In this context then, Clytemnestra, not unlike her sister Helen, is presented in Aeschylus’ Agamemnon not so much as a bloodthirsty mariticidal housewife, but as an agent or catalyst of punishment. In fact the similarity between the two sisters is further alluded to in the play when after hacking Agamemnon and vaunting over it, Clytemnestra proclaims,
That he might not escape nor beat aside his death,
as fishermen cast their huge circling nets, I spread
deadly abundance of rich robes, and caught him fast. (1381-83)
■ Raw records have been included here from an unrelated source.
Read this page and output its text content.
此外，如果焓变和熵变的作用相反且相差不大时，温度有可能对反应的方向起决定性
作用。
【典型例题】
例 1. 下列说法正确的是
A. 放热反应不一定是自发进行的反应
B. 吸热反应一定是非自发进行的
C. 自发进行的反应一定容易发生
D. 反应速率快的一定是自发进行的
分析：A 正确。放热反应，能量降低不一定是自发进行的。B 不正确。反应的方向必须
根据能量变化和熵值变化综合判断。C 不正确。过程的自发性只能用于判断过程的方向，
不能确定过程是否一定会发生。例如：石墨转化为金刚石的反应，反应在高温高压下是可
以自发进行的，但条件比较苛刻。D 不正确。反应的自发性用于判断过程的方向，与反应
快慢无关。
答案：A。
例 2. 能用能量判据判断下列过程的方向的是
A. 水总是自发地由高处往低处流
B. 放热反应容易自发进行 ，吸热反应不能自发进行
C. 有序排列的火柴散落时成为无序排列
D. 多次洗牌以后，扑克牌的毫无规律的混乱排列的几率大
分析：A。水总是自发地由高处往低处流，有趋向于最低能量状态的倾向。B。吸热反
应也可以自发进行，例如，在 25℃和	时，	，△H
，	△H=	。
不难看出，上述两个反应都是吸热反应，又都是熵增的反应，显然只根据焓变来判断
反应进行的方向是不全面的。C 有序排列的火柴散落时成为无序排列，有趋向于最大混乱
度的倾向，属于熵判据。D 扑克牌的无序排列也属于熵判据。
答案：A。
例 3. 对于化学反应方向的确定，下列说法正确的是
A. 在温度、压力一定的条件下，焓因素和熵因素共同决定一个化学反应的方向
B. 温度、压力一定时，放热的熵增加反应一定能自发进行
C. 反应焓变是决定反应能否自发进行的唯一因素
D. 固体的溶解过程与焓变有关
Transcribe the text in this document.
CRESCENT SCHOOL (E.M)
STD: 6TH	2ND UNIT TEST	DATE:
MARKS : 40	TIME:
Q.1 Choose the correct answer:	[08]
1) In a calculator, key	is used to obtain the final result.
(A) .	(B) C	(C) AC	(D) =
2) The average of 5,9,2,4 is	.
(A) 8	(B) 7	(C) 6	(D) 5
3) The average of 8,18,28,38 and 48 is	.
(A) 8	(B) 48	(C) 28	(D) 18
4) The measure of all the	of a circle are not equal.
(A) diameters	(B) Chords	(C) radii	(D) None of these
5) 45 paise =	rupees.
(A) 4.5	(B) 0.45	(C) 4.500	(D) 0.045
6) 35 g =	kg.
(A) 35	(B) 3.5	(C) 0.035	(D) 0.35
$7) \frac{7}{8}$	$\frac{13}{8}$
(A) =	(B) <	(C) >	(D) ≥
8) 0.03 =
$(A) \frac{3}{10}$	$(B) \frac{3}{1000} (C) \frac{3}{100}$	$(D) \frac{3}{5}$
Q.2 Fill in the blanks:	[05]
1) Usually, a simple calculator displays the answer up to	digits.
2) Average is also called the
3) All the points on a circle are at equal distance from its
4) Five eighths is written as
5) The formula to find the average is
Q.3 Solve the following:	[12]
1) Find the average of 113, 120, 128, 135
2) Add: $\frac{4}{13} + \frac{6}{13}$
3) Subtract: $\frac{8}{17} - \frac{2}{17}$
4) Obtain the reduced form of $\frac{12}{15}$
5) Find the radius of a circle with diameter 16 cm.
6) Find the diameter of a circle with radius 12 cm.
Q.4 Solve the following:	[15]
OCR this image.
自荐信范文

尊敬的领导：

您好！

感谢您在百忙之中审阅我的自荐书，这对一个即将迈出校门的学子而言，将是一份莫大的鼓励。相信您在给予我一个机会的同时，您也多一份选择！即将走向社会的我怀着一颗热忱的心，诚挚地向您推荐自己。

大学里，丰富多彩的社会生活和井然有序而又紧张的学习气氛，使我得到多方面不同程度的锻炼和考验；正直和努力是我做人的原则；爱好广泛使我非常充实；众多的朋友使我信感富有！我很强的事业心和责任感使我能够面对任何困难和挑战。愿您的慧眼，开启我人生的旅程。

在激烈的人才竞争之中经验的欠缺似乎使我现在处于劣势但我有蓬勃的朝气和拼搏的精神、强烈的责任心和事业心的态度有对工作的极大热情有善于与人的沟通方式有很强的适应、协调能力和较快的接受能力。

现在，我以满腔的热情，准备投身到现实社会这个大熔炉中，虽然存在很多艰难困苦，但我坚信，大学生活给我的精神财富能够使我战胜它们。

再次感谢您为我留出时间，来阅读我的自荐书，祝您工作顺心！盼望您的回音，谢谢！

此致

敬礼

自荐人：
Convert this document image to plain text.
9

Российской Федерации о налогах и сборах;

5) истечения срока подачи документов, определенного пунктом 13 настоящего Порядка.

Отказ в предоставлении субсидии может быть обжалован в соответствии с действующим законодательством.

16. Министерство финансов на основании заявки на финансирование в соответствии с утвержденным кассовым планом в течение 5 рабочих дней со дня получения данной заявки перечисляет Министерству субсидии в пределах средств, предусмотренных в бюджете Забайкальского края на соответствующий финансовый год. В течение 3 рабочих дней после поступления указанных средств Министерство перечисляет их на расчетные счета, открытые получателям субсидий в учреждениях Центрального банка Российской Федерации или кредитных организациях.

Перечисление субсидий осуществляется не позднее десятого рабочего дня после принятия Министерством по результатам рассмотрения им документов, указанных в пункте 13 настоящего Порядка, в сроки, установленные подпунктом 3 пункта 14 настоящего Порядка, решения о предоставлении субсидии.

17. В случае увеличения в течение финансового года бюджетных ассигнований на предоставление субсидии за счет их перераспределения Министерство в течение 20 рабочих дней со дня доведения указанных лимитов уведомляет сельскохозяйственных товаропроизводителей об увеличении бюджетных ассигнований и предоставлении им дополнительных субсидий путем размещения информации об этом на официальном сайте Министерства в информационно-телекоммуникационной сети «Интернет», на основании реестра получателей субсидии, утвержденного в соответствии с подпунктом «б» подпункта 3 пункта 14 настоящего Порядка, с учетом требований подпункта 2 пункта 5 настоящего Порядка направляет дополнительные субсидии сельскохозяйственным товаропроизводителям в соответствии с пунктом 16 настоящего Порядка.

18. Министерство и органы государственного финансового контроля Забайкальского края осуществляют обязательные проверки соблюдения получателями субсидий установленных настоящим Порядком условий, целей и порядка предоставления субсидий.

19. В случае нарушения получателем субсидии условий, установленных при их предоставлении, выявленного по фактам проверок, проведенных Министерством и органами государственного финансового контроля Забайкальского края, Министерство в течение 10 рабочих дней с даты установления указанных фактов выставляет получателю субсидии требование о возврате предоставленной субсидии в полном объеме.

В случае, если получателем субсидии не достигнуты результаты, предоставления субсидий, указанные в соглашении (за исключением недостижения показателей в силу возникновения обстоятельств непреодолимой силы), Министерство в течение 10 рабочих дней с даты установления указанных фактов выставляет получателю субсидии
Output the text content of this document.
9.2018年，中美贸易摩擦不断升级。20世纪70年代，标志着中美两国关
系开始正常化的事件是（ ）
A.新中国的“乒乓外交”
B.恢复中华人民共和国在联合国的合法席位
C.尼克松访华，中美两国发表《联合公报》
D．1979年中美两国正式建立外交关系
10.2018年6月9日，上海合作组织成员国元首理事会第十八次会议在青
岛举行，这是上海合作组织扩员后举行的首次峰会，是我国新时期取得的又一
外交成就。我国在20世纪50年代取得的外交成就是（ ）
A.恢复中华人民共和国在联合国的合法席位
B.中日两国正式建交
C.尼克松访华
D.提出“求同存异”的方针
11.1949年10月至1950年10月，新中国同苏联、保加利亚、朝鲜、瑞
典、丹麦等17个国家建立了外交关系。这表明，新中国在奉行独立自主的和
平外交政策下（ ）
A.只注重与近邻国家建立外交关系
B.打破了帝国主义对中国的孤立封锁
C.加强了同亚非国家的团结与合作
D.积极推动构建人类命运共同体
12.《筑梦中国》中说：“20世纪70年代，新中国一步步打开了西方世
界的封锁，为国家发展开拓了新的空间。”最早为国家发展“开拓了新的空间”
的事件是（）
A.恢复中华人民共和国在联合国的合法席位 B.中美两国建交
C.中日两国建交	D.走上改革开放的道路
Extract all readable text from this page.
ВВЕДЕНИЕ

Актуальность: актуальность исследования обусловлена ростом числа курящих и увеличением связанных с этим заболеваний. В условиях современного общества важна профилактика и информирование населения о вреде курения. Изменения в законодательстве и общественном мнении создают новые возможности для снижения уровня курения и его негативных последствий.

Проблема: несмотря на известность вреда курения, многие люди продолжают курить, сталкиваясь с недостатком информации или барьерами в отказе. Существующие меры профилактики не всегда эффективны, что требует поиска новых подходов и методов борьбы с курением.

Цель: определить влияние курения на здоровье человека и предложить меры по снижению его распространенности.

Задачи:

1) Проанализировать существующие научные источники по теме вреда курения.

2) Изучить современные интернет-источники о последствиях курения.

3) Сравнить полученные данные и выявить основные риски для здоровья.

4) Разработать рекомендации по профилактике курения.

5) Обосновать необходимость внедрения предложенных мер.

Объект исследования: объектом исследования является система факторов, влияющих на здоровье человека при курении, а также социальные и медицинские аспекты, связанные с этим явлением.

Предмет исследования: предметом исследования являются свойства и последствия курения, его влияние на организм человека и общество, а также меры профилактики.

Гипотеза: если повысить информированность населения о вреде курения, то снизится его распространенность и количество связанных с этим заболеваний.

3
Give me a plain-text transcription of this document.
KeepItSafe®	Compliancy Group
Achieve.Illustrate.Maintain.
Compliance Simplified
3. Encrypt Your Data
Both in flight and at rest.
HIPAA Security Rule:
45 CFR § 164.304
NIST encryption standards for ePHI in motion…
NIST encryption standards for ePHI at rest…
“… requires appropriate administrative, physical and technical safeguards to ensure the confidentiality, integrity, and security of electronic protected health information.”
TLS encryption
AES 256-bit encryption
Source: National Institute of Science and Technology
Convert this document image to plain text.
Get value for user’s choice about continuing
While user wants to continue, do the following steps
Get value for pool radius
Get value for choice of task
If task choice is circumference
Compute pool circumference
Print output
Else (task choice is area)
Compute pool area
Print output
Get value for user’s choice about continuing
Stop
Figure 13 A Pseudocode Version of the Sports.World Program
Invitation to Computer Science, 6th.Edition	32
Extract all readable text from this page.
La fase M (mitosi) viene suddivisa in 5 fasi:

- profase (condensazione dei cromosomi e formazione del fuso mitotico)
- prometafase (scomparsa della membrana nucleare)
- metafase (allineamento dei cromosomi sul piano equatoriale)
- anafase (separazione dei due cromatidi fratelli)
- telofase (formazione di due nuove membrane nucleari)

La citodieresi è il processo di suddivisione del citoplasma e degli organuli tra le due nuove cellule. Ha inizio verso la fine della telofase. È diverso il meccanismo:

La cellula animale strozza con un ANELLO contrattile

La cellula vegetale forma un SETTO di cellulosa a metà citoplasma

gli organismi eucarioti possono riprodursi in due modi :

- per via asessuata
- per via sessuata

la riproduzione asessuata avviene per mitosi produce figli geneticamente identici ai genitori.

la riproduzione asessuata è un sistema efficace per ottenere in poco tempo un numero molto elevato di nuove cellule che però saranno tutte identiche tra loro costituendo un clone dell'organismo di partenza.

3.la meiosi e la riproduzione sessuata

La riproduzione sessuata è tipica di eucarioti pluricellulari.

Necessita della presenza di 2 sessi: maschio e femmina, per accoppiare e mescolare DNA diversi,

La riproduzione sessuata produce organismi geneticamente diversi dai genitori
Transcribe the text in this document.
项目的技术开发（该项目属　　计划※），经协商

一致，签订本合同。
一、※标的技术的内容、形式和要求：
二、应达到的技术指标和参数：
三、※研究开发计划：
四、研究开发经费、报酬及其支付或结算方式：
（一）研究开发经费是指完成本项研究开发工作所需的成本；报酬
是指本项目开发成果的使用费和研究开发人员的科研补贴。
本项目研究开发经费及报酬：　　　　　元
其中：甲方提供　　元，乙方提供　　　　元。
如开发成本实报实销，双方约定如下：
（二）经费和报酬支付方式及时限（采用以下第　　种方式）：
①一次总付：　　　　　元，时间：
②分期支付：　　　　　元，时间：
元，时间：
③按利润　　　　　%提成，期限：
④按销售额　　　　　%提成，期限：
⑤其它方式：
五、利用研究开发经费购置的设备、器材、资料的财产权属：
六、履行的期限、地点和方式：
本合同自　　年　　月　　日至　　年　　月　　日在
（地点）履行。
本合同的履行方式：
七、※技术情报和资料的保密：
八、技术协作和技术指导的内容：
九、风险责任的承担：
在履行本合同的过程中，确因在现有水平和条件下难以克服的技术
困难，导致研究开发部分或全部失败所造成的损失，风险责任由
That is, just as earlier in the play when the Chorus describes Zeus’ punishment over Troy as a net, in these final lines Aeschylus is not only drawing a parallel between the punishment meted out on Agamemnon and Paris but between the daughters of Leda who act as nets where men’s follies and pride is not only caught, but punished.
Bibliography
Aeschylus. Aeschylus II: The Oresteia (The Complete Greek Tragedies). Trans. David Grene, Richmond Lattimore, and Glenn W. Most. Chicago: U of Chicago, 2013. Print..
Homer. The Iliad of Homer. Trans. Richmond Alexander Lattimore. Ed. Richard P. Martin. Chicago: U of Chicago, 2011. Print.
Homer. The Odyssey of Homer. Trans. Allen Mandelbaum. New York, NY: Random House Publishing Group. 2003; Kindle Edition.